# Easycap dc60 problem



## Dubsey

I just bought an easycap dc60 from amazon and i installed the driver from the disc and the capture program and that did not work. Then i got the "win7 64bit drivers" and those did not work all programs ulead and amcap said no video device detected or no drivers installed. I went into device manager and found that my easycap is called usbtv007.
Any Help?


----------



## JimE

Read this topic here: USB 2.0 Video Capture Controller for Windows 7 (64-bit) - Microsoft Answers

There is a link to a set of drivers that apparently work. 

*NOTE that I haven't used the drivers and can NOT confirm whether they work or not. Try at your own risk.


----------



## Dubsey

Dogg said:


> Read this topic here: USB 2.0 Video Capture Controller for Windows 7 (64-bit) - Microsoft Answers
> 
> There is a link to a set of drivers that apparently work.
> 
> *NOTE that I haven't used the drivers and can NOT confirm whether they work or not. Try at your own risk.


----------



## Dubsey

Dogg said:


> Read this topic here: USB 2.0 Video Capture Controller for Windows 7 (64-bit) - Microsoft Answers
> 
> There is a link to a set of drivers that apparently work.
> 
> *NOTE that I haven't used the drivers and can NOT confirm whether they work or not. Try at your own risk.

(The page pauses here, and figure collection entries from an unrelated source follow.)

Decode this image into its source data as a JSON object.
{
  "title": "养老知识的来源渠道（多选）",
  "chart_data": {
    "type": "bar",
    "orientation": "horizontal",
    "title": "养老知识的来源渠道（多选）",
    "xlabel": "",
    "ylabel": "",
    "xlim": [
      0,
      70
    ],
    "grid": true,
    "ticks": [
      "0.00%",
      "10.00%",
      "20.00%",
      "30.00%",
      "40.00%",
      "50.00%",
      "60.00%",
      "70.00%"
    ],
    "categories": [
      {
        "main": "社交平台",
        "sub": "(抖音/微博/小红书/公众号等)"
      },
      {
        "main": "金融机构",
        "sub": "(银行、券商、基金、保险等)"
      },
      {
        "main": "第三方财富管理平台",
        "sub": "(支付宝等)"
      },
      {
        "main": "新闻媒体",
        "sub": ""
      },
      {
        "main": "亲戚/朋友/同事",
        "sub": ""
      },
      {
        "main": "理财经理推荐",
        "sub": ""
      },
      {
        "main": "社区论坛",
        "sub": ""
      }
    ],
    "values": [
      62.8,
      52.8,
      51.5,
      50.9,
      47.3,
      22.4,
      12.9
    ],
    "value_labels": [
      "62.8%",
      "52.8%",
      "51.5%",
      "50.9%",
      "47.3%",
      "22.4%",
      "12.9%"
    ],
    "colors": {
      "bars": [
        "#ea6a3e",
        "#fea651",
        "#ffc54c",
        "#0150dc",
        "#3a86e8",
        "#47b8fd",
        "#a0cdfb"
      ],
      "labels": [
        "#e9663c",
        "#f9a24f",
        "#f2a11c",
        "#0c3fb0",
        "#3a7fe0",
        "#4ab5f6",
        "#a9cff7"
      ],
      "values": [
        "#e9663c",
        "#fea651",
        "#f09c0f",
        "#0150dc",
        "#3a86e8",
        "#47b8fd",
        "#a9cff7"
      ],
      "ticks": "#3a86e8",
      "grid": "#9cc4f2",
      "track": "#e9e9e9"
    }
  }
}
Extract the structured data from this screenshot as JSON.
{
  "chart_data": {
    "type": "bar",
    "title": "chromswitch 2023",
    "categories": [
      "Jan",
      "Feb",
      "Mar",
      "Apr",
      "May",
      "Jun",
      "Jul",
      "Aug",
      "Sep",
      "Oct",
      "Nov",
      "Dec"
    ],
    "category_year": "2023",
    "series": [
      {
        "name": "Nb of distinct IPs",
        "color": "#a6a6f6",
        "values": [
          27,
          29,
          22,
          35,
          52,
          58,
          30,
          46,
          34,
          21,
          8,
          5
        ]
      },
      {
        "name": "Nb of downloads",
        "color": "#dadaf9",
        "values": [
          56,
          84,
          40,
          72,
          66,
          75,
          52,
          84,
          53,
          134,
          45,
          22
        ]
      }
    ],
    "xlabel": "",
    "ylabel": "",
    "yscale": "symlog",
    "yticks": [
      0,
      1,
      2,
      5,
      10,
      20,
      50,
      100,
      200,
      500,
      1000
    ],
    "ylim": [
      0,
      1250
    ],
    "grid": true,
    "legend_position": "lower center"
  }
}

sorry about the first reply 
but i tried these drivers and still no luck but as i said my pc only detects the easy cap as usbtv007


----------



## hortonman

I have the same problem. My computer sees my easycap as a usbtv007, and none of drivers I can find do anything. Does anyone know what's going on?


----------



## Fetlabeta

*Re: Easycap dc60 problem (FIX!!!!)*

Its easy to fix for people who have this problem.I experienced it myself.And it is pretty easy to fix.This problem may occur if you have tried to update the drivers from somewhere else rather than the disk.If you are reading this post please do not update the driver on the EasyCAP usbtv007 (OEM DEVICE) as it will destroy the EasyCAP drivers and make your computer not recognize it.Solution number 1 is to do a system restore (Search programs and files > Type in System restore),restore it back to a time where you never updated the files on your EasyCAP. If you can't do that, restore your PC back to its factory settings so your PC will be fresh new.If your not willing to do that, use another PC which has a windows vista or 7 operating system.Install the drivers via EasyCAP disk (Yellow disk).Once you installed all the drivers plug in your EasyCAPand start recording with the software you use.


----------